Pterostilbene Attenuates Inflammation in Rat Heart Subjected to Ischemia-Reperfusion via eNOS Activation

OBJECTIVE: To investigate whether pterostilbene could activate eNOS and reduce neutrophil accumulation and tumor necrosis factor alpha (TNF-alpha) induction in an ischemia/reperfusion injured rat heart model. STUDY DESIGN: Rats were randomly exposed to sham operation, myocardial ischemia and reperfitsion (Ml/R), MI/R +pterostilbene, or MI/R+pterostilbene+L-NAME. Myocardial infarct size, apoptosis, TLR4 expression, NF-kappa B expression, myeloperoxidase (MPO) level, and TNF-alpha level were detected. RESULTS: The results demonstrated that after MI/R, the expressions of myocardial TLR4, NF-kappa B, and caspase-3 increased significantly in the ischemia area.
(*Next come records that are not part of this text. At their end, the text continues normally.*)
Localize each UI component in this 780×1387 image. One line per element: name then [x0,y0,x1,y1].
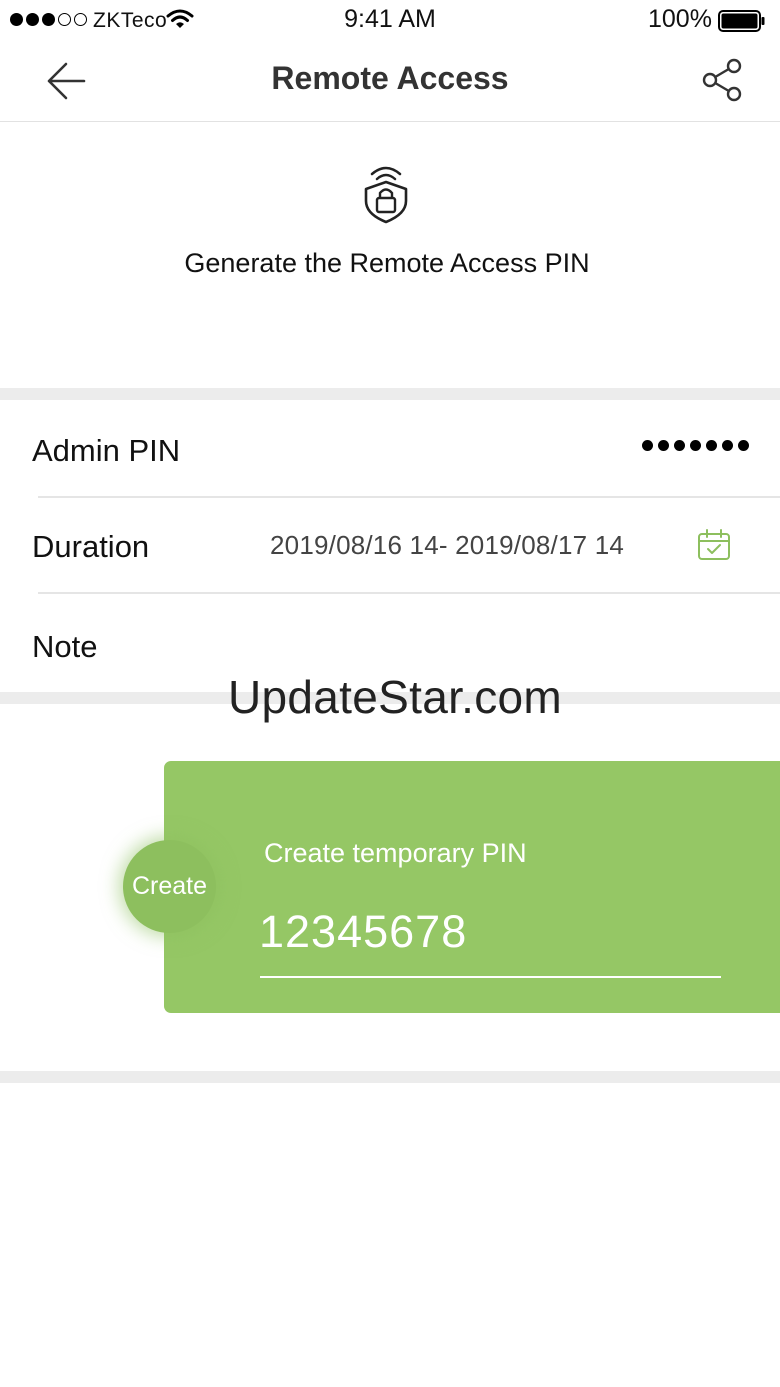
temporary-pin-caption: Create temporary PIN [264,838,527,868]
pin-underline [260,976,721,978]
status-bar: ZKTeco 9:41 AM 100% [0,0,780,40]
duration-label: Duration [32,529,150,564]
temporary-pin-value[interactable]: 12345678 [259,906,467,958]
section-divider [0,388,780,400]
header-description: Generate the Remote Access PIN [184,248,590,278]
battery-percent: 100% [648,5,712,33]
row-divider [38,496,780,498]
row-divider [38,592,780,594]
wireless-lock-shield-icon [362,162,410,229]
note-label[interactable]: Note [32,629,97,665]
calendar-check-icon[interactable] [697,529,731,566]
section-divider [0,1071,780,1083]
create-button[interactable]: Create [123,840,216,933]
watermark-text: UpdateStar.com [228,671,563,723]
page-title: Remote Access [271,60,509,96]
admin-pin-label: Admin PIN [32,433,181,468]
battery-icon [718,10,765,32]
share-icon[interactable] [702,58,744,107]
duration-value[interactable]: 2019/08/16 14- 2019/08/17 14 [270,530,624,561]
admin-pin-masked-value[interactable] [642,440,749,451]
navigation-bar: Remote Access [0,40,780,122]
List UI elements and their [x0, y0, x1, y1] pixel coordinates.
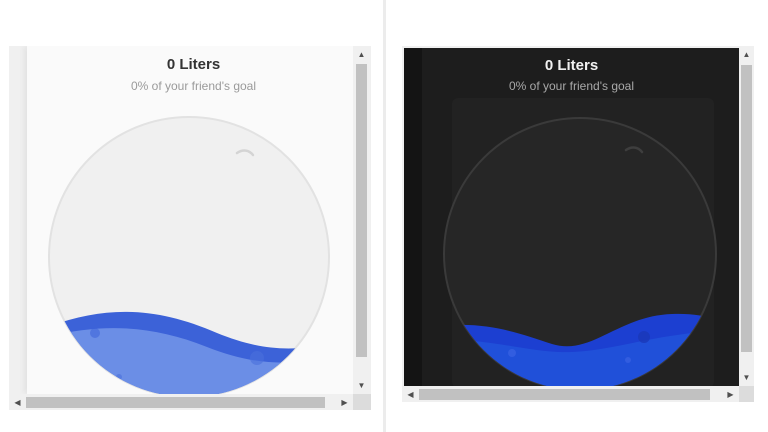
scroll-right-arrow-icon[interactable]: ▶ [722, 386, 739, 402]
water-bubble [250, 351, 264, 365]
dark-theme-frame: 0 Liters 0% of your friend's goal ▲ ▼ ◀ … [402, 46, 754, 402]
horizontal-scrollbar[interactable]: ◀ ▶ [9, 394, 353, 410]
water-bubble [90, 328, 100, 338]
scroll-down-arrow-icon[interactable]: ▼ [353, 377, 370, 394]
scrollbar-corner [353, 394, 371, 410]
light-content-area: 0 Liters 0% of your friend's goal [27, 46, 360, 394]
vertical-scrollbar[interactable]: ▲ ▼ [739, 46, 754, 386]
vertical-scroll-thumb[interactable] [741, 65, 752, 352]
water-bubble [508, 349, 516, 357]
liters-amount: 0 Liters [544, 57, 599, 74]
scroll-up-arrow-icon[interactable]: ▲ [738, 46, 754, 63]
light-theme-frame: 0 Liters 0% of your friend's goal ▲ ▼ ◀ … [9, 46, 371, 410]
water-bowl [443, 117, 717, 386]
water-bowl [48, 116, 330, 394]
dark-content-area: 0 Liters 0% of your friend's goal [404, 48, 739, 386]
water-bubble [625, 357, 631, 363]
horizontal-scroll-thumb[interactable] [26, 397, 325, 408]
liters-amount: 0 Liters [166, 56, 221, 73]
scrollbar-corner [739, 386, 754, 402]
vertical-scroll-thumb[interactable] [356, 64, 367, 357]
scroll-down-arrow-icon[interactable]: ▼ [738, 369, 754, 386]
horizontal-scrollbar[interactable]: ◀ ▶ [402, 386, 739, 402]
scroll-left-arrow-icon[interactable]: ◀ [402, 386, 419, 402]
scroll-right-arrow-icon[interactable]: ▶ [336, 394, 353, 410]
split-divider [383, 0, 386, 432]
water-bubble [638, 331, 650, 343]
horizontal-scroll-thumb[interactable] [419, 389, 710, 400]
scroll-up-arrow-icon[interactable]: ▲ [353, 46, 370, 63]
vertical-scrollbar[interactable]: ▲ ▼ [353, 46, 371, 394]
scroll-left-arrow-icon[interactable]: ◀ [9, 394, 26, 410]
goal-progress-text: 0% of your friend's goal [130, 79, 257, 93]
goal-progress-text: 0% of your friend's goal [508, 79, 635, 93]
dark-side-band [404, 48, 422, 386]
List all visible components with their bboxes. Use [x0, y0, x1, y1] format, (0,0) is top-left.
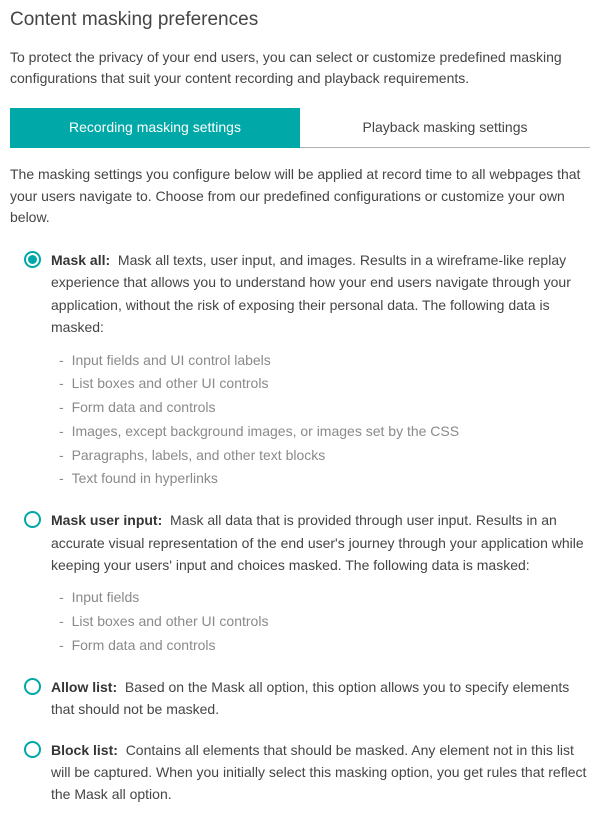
- option-desc-block-list: Contains all elements that should be mas…: [51, 742, 586, 803]
- option-mask-all: Mask all: Mask all texts, user input, an…: [10, 249, 590, 491]
- option-allow-list: Allow list: Based on the Mask all option…: [10, 676, 590, 721]
- option-label-block-list: Block list:: [51, 742, 118, 758]
- list-item: Paragraphs, labels, and other text block…: [59, 444, 590, 468]
- list-item: Input fields and UI control labels: [59, 349, 590, 373]
- list-item: List boxes and other UI controls: [59, 372, 590, 396]
- option-desc-mask-all: Mask all texts, user input, and images. …: [51, 252, 571, 335]
- list-item: Text found in hyperlinks: [59, 467, 590, 491]
- page-title: Content masking preferences: [10, 6, 590, 35]
- tab-recording[interactable]: Recording masking settings: [10, 108, 300, 148]
- option-text-allow-list: Allow list: Based on the Mask all option…: [51, 676, 590, 721]
- option-block-list: Block list: Contains all elements that s…: [10, 739, 590, 806]
- option-mask-user-input: Mask user input: Mask all data that is p…: [10, 509, 590, 658]
- radio-mask-user-input[interactable]: [24, 511, 41, 528]
- list-item: Form data and controls: [59, 634, 590, 658]
- option-text-block-list: Block list: Contains all elements that s…: [51, 739, 590, 806]
- radio-mask-all[interactable]: [24, 251, 41, 268]
- radio-allow-list[interactable]: [24, 678, 41, 695]
- option-label-mask-user-input: Mask user input:: [51, 512, 162, 528]
- tab-playback[interactable]: Playback masking settings: [300, 108, 590, 148]
- list-item: Form data and controls: [59, 396, 590, 420]
- radio-outer-icon: [24, 741, 41, 758]
- tabs-container: Recording masking settings Playback mask…: [10, 108, 590, 148]
- option-label-allow-list: Allow list:: [51, 679, 117, 695]
- radio-selected-icon: [28, 255, 37, 264]
- option-desc-allow-list: Based on the Mask all option, this optio…: [51, 679, 569, 717]
- radio-block-list[interactable]: [24, 741, 41, 758]
- radio-outer-icon: [24, 678, 41, 695]
- list-item: List boxes and other UI controls: [59, 610, 590, 634]
- list-item: Images, except background images, or ima…: [59, 420, 590, 444]
- option-text-mask-user-input: Mask user input: Mask all data that is p…: [51, 509, 590, 576]
- mask-all-list: Input fields and UI control labels List …: [59, 349, 590, 492]
- option-text-mask-all: Mask all: Mask all texts, user input, an…: [51, 249, 590, 339]
- option-content-allow-list: Allow list: Based on the Mask all option…: [51, 676, 590, 721]
- option-content-block-list: Block list: Contains all elements that s…: [51, 739, 590, 806]
- option-content-mask-user-input: Mask user input: Mask all data that is p…: [51, 509, 590, 658]
- intro-text: To protect the privacy of your end users…: [10, 47, 590, 90]
- mask-user-input-list: Input fields List boxes and other UI con…: [59, 586, 590, 657]
- radio-outer-icon: [24, 251, 41, 268]
- tab-description: The masking settings you configure below…: [10, 164, 590, 229]
- list-item: Input fields: [59, 586, 590, 610]
- option-content-mask-all: Mask all: Mask all texts, user input, an…: [51, 249, 590, 491]
- radio-outer-icon: [24, 511, 41, 528]
- option-label-mask-all: Mask all:: [51, 252, 110, 268]
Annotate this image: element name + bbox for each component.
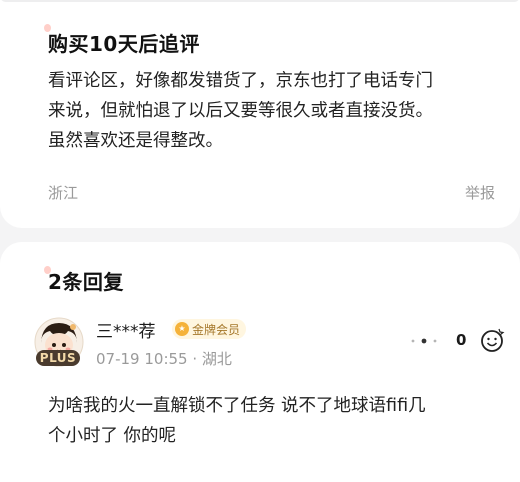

Compared with MI/R, pterostilbene significantly attenuated the expressions of TLR4, NF-kappa B, and caspase-3. In addition, it also reduced MPO levels, both serum and myocardial TNF-alpha production, myocardial infarct sizes (INF/AAR%), and myocardial apoptosis induced by MI/R. All the effects of pterostilbene were abolished by L-NAME, a nitric oxide synthase inhibitor. CONCLUSION: These data provide evidence that pterostilbene inhibits inflammation and apoptosis in the rat heart subjected to MI/R via eNOS activation.